つれづれに

 

 2月27日、『1★9★3★7』の国際読書会が開かれた。
 明治大学文学部の4人の女性研究者の主催で、ポーランド、ドイツ、フランス、韓国、中国の若手からベテランの日本文学、日本歴史、日本政治の研究者が参加。会場とズームでの開催で、400人前後が参加したらしい。

 辺見庸『1★9★3★7』を国際的に読む―世界から見た日本における加害の記憶―
〈開催の主旨〉から――
 戦後70年を経て、世界の右傾化が進むなか、日本における戦争の記憶はますます歪められている。もっとも切実に日本の戦争問題に向き合おうとした作品、辺見庸の『1★9★3★7』(2015年)は、その重要性に比してこれまで言及されることが少なすぎた。戦争の記憶といえば、被害の面ばかりが取り上げられ、加害の記憶に関するものが極めて不十分。日本が相手国にもたらした被害の実態、すなわち日本の加害の記憶、責任の問題についても、国民レベルでの共有が必要。より広い読者とともに日本の戦争の現実とその歪んだ記憶を根底から問い直し、新たな出発点を模索するために、各国の日本研究者と『1★9★3★7』を読み直す「国際読書会」を開催。

 「沈黙という現実に裂け目を入れるために読書会を企画」と主催者の挨拶で始まる。
 ランダムに、私の頭に残ったトピックを列挙すると、記憶と歴史、文書に基づく歴史と経験に由来する記憶、集団的記憶、記憶の変化と継承、歴史修正主義、「記憶の暗殺者たち」、歴史と文学、戦争責任、世代間の戦争責任論、過去は現在によって救われなければならない、「わたし」を問う、ひとりびとり性、そして、戦争犯罪と天皇制の問題。
 辺見庸にとって天皇制は一番切実な問題だろうが、日本の若い人にとっても身近には感じられないので、まして海外の若い研究者には茫漠としてつかみどころがないのだろう。議論が深まることはなかった。残念だが、仕方がないだろう。
 全体としては面白く、ユニークな試みで、この本を取りあげてくれたことがうれしい。有意義だったと思う。

 『1★9★3★7』を小説だと言う人がいた。漢字とかなの混ぜ書き、独特のカタカナ表記にこだわる人もいた。辺見自身は、「もっと本質に目を向けろ」という思いかもしれないが、本質は細部に宿るとか、宿らないとか。偏執狂の固まりである私は、こういったマニアックなこだわりを偏愛している。自分のなかの何かがそこに現れてくる気がして。高橋たか子を思想的にはさほど好きではないのに魅かれるのは、何かに対するどろっとしたようなこだわり、偏愛に魅かれるのだろうと思う。

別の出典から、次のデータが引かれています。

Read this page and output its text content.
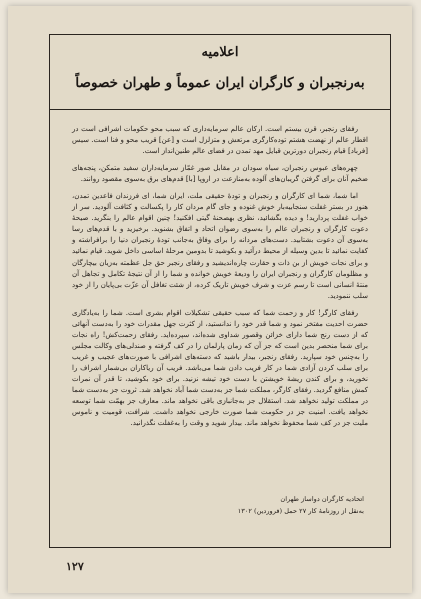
اعلامیه
به‌رنجبران و کارگران ایران عموماً و طهران خصوصاً

رفقای رنجبر، قرن بیستم است. ارکان عالم سرمایه‌داری که سبب محو حکومات اشرافی است در اقطار عالم از نهضت هشتم توده‌کارگری مرتعش و متزلزل است و [عن] قریب محو و فنا است. سیس [فرباد] قیام رنجبران دورترین قبایل مهد تمدن در فضای عالم طنین‌انداز است.

چهره‌های عبوس رنجبران، سیاه سودان در مقابل صور غمّاز سرمایه‌داران سفید متمکن، پنجه‌های ضخیم آنان برای گرفتن گریبان‌های آلوده به‌منازعت در اروپا [با] قدم‌های برق به‌سوی مقصود روانند.

اما شما، شما ای کارگران و رنجبران و تودهٔ حقیقی ملت، ایران شما، ای فرزندان فاعدین تمدن، هنوز در بستر غفلت سنجابیه‌بار خوش غنوده و جای گام مردان کار را پکسالت و کثافت آلودید. سر از خواب غفلت پردارید! و دیده بگشائید، نظری بهصحنهٔ گیتی افکنید! چنین اقوام عالم را بنگرید. صیحهٔ دعوت کارگران و رنجبران عالم را به‌سوی رضوان اتحاد و اتفاق بشنوید. برخیزید و با قدم‌های رسا به‌سوی آن دعوت بشتابید. دست‌های مردانه را برای وفاق به‌جانب تودهٔ رنجبران دنیا را برافراشته و کفایت نمائید تا بدین وسیله از محیط درآئید و بکوشید تا بدومین مرحلهٔ اساسی داخل شوید. قیام نمائید و برای نجات خویش از بن ذات و حقارت چاره‌اندیشید و رفقای رنجبر حق جل عظمته به‌زیان بیچارگان و مظلومان کارگران و رنجبران ایران را ودیعهٔ خویش خوانده و شما را از آن نتیجهٔ تکامل و تجاهل آن منتهٔ انسانی است تا رسم عزت و شرف خویش تاریک کرده، از شئت تغافل آن عزّت بی‌پایان را از خود سلب ننمودید.

رفقای کارگر! کار و زحمت شما که سبب حقیقی تشکیلات اقوام بشری است. شما را به‌یادگاری حضرت احدیت مفتخر نمود و شما قدر خود را ندانستید، از کثرت جهل مقدرات خود را به‌دست آنهائی که از دست رنج شما دارای خزائن وقصور شداوی شده‌اند، سپرده‌اید. رفقای زحمت‌کش! راه نجات برای شما منحصر بدین است که جز آن که زمان پارلمان را در کف گرفته و صندلی‌های وکالت مجلس را به‌چنس خود سپارید. رفقای رنجبر، بیدار باشید که دسته‌های اشرافی با صورت‌های عجیب و غریب برای سلب کردن آزادی شما در کار فریب دادن شما می‌باشد. فریب آن ریاکاران بی‌شمار اشراف را نخورید، و برای کندن ریشهٔ خویشتن با دست خود تیشه نزنید. برای خود بکوشید، تا قدر آن نمرات کمش منافع گردید. رفقای کارگر، مملکت شما جز به‌دست شما آباد نخواهد شد. ثروت جز به‌دست شما در مملکت تولید نخواهد شد. استقلال جز به‌جانبازی باقی نخواهد ماند. معارف جز بهمّت شما توسعه نخواهد یافت. امنیت جز در حکومت شما صورت خارجی نخواهد داشت. شرافت، قومیت و ناموس ملیت جز در کف شما محفوظ نخواهد ماند. بیدار شوید و وقت را به‌غفلت نگذرانید.

اتحادیه کارگران دواساز طهران
به‌نقل از روزنامهٔ کار ۲۷ حمل (فروردین) ۱۳۰۲
۱۲۷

 3時間半の長丁場で、終わったときはぐったり疲れてしまった。ズームで参加したが、私のパソコンは古いのでカメラを内蔵してない。マイクは外付けで取り付けられるが、必要もないのでそのままにしている。それでも参加できるのはありがたいと言えばありがたい。

 

 この半年ほど、毎日長い時間をかけてチェックしていたブログから離れた。まっすぐで、まっとうな世界。そこに集う人々。穏やかで、和やかな居心地の良さ。私の表面はそのような世界に完璧に順応しているのだが、私の内面から異質なもの、自己愛の固まりのようなものが噴き出してくると、途端に居心地の悪さ、疎外感を感じてしまう。(それでも身体になじんだ習慣には愛着が残り、穏やかに、和やかに、そしてまっすぐに、自分を主張できる空間が貴重に思えてきて、また戻ろうかとコロコロ気持ちが動いている。私はそこでただいろんな主張を読んでいるだけなのだが。)
 穏やかさ、和やかさとは真逆の世界が、辛辣な品の悪さが、辺見庸のブログにはある。私の表面はそれが嫌いなのだが、私の内面はどうなのだろう。好んでいるとは決して言えないが、「自らの精神を痛めつけている」という思いが共感を呼ぶのか。